Blood pressure can be a finicky thing. We all know about the risk of high blood pressure, but did you know low blood pressure can be problematic too? In this blog post we’ll explore what constitutes low blood pressure, why you might want to rebalance it, how to reduce your risk long term, some strategies for doing just that.
What is low blood pressure?
As we outlined in our previous blog post on high blood pressure, blood pressure is essentially the force of blood against the artery walls. Over the course of a day it goes up and down, but when it stays low for a period of time it becomes known as low blood pressure.
Your blood pressure consists of two numbers. The first is the systolic pressure, which measures the pressure when your heart pushes blood out. The second number is the diastolic pressure and this one measures the pressure when your heart rests between beats. According to the NHS, low blood pressure is a reading of less than 90/60mmHg.
Why might you want to rebalance low blood pressure?
The main reason for wanting to increase your blood pressure would be to alleviate symptoms such as feeling lightheaded, weak and sick, along with suffering from blurred vision, confusion and fainting.
Unfortunately, finding out why you have low blood pressure can be tricky. There are many causes of low blood pressure including anaemia, stress, vigorous exercise, pregnancy, a number of medical conditions and even some medications.

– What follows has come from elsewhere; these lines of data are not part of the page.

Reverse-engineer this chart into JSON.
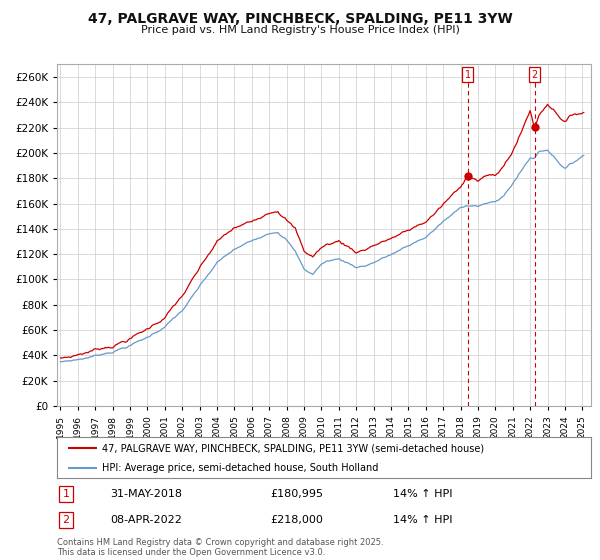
{
  "title": "47, PALGRAVE WAY, PINCHBECK, SPALDING, PE11 3YW",
  "subtitle": "Price paid vs. HM Land Registry's House Price Index (HPI)",
  "ylim": [
    0,
    270000
  ],
  "yticks": [
    0,
    20000,
    40000,
    60000,
    80000,
    100000,
    120000,
    140000,
    160000,
    180000,
    200000,
    220000,
    240000,
    260000
  ],
  "xlim_start": 1994.8,
  "xlim_end": 2025.5,
  "background_color": "#ffffff",
  "grid_color": "#cccccc",
  "property_color": "#cc0000",
  "hpi_color": "#6699cc",
  "legend_property": "47, PALGRAVE WAY, PINCHBECK, SPALDING, PE11 3YW (semi-detached house)",
  "legend_hpi": "HPI: Average price, semi-detached house, South Holland",
  "transaction1_date": "31-MAY-2018",
  "transaction1_price": "£180,995",
  "transaction1_info": "14% ↑ HPI",
  "transaction1_year": 2018.42,
  "transaction1_value": 180995,
  "transaction2_date": "08-APR-2022",
  "transaction2_price": "£218,000",
  "transaction2_info": "14% ↑ HPI",
  "transaction2_year": 2022.27,
  "transaction2_value": 218000,
  "footer": "Contains HM Land Registry data © Crown copyright and database right 2025.\nThis data is licensed under the Open Government Licence v3.0."
}
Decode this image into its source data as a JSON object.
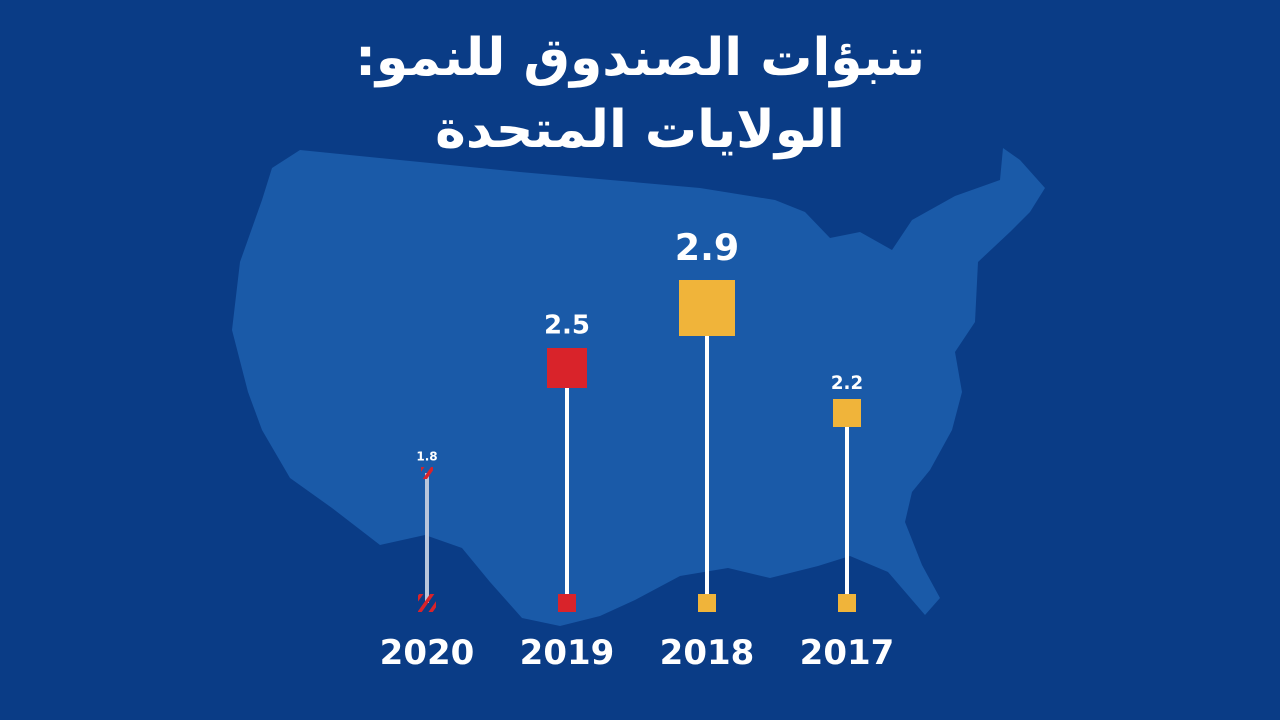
{
  "chart_data": {
    "type": "lollipop",
    "title_lines": [
      "تنبؤات الصندوق للنمو:",
      "الولايات المتحدة"
    ],
    "categories": [
      "2020",
      "2019",
      "2018",
      "2017"
    ],
    "values": [
      1.8,
      2.5,
      2.9,
      2.2
    ],
    "value_labels": [
      "1.8",
      "2.5",
      "2.9",
      "2.2"
    ],
    "xlabel": "",
    "ylabel": "",
    "grid": false,
    "legend": "none",
    "background_shape": "united-states-map"
  },
  "colors": {
    "background": "#0a3c86",
    "map": "#1a5aa8",
    "stem": "#ffffff",
    "projection_red": "#d9232a",
    "actual_yellow": "#f0b43a"
  },
  "series_style": [
    "hatched-red",
    "red",
    "yellow",
    "yellow"
  ]
}
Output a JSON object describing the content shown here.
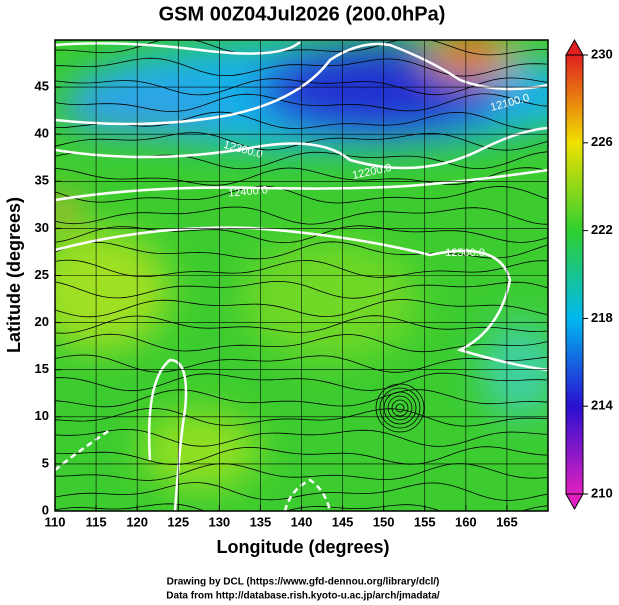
{
  "map": {
    "title": "GSM 00Z04Jul2026 (200.0hPa)",
    "x_label": "Longitude (degrees)",
    "y_label": "Latitude  (degrees)",
    "xlim": [
      110,
      170
    ],
    "ylim": [
      0,
      50
    ],
    "xticks": [
      110,
      115,
      120,
      125,
      130,
      135,
      140,
      145,
      150,
      155,
      160,
      165
    ],
    "yticks": [
      0,
      5,
      10,
      15,
      20,
      25,
      30,
      35,
      40,
      45
    ],
    "colorbar": {
      "lim": [
        210,
        230
      ],
      "ticks": [
        210,
        214,
        218,
        222,
        226,
        230
      ]
    },
    "contour_labels": [
      "12100.0",
      "12200.0",
      "12300.0",
      "12400.0",
      "12500.0"
    ],
    "footer": [
      "Drawing by DCL (https://www.gfd-dennou.org/library/dcl/)",
      "Data from http://database.rish.kyoto-u.ac.jp/arch/jmadata/"
    ]
  }
}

Low blood pressure is rarely solved with medicine, as the NHS states: "simple lifestyle measures or treating the underlying cause is usually effective."
The good news is, one of the most straightforward ways to alter your blood pressure is through the food and drink you consume. With that in mind, here is a dietary approach you can take to help rebalance your blood pressure.
Foods that help with low blood pressure
1. More fluids
If you’re worried about low blood pressure, one of the first simple changes to make is to drink more. When you’re dehydrated, your blood volume decreases which causes your blood pressure to drop. So it’s time to make BFFs with H2O.
Not a fan of drinking water on it's own? Pep up plain water with a slice of fruit or keep your hydration game interesting with herbal teas. It’s especially important to make sure you’re drinking enough when exercising.
2. Boost B12
Research has found a B12 deficiency can contribute to low blood pressure. And while estimates indicate only 6% of the under-60s UK population is thought to have a B12 deficiency, certain groups are more likely to experience it such as those who have poor nutrition, are older than 60 or are following a vegan or vegetarian diet.
If your levels are low, it’s time to add a load of B12-packed goodies to your shopping list. Meat is a good source of B12, as are eggs which would be a good vegetarian alternative. Vegans may want to up their intake of fortified cereals and nutritional yeast. You might also consider a high quality B12 supplement.
3. Leafy greens
If your diet lacks folate, it could mean your body hasn’t got what it needs to produce enough red blood cells and this can sometimes result in low blood pressure.
Green leafy vegetables are an excellent, plant-based source of folate. Think kale, spinach and broccoli. Blitz them up into a warming winter soup or if you don’t like the taste, add a few greens to fruit smoothies or whizz into pasta sauces. All the goodness, none of the taste!
4. Beans and legumes
Another convenient source of folate is beans and legumes. Add a tin of lentils to your stews, casseroles and curries, or better yet cook up your own dried beans and enjoy a from-scratch folate boost to your meals.
If you've got a taste for this retro sweet - good news! Liquorice contains the compound glycyrrhizin, which can alter your levels of potassium and sodium, which help regulate body fluid. This in turn can raise your blood pressure. You'll only want to indulge every once in a while, though - glycyrrhizin is believed to be between 30 - 50 times sweeter than sugar!
6. Salty food
We all know that if you've got high blood pressure you need to cut back on salty foods, but the opposite is true if you want to reduce your blood pressure. This is not a green light for heading to your nearest takeaway and loading up on fries, sadly! Where possible, stick to healthier options that offer more nutrition than just salt. Think pickled vegetables and smoked fish - anyone for a Scandinavian Smörgåsbord?
Caffeine is believed to spike blood pressure as it kicks the cardiovascular system into action which in turn boosts your heart rate. That means there’s no need to cut out your daily cup of joe if you’re trying to ease low blood pressure.
Other means to rebalance low blood pressure
As well as a healthy diet, there are few other lifestyles tweaks you could experiment with when it comes to controlling blood pressure. For starters, take extra care as you transition from sitting to standing, as well as getting out of bed in the morning.
Speaking of bed, the NHS suggests raising it at the head end by around 15cm. When it comes to mealtime, try eating smaller but more frequent meals and try and schedule in some downtime afterwards so you’re not up and off straight away. Along with a few dietary changes, these simple tips could help you to rebalance your blood pressure and empower you to carry on living your very best life.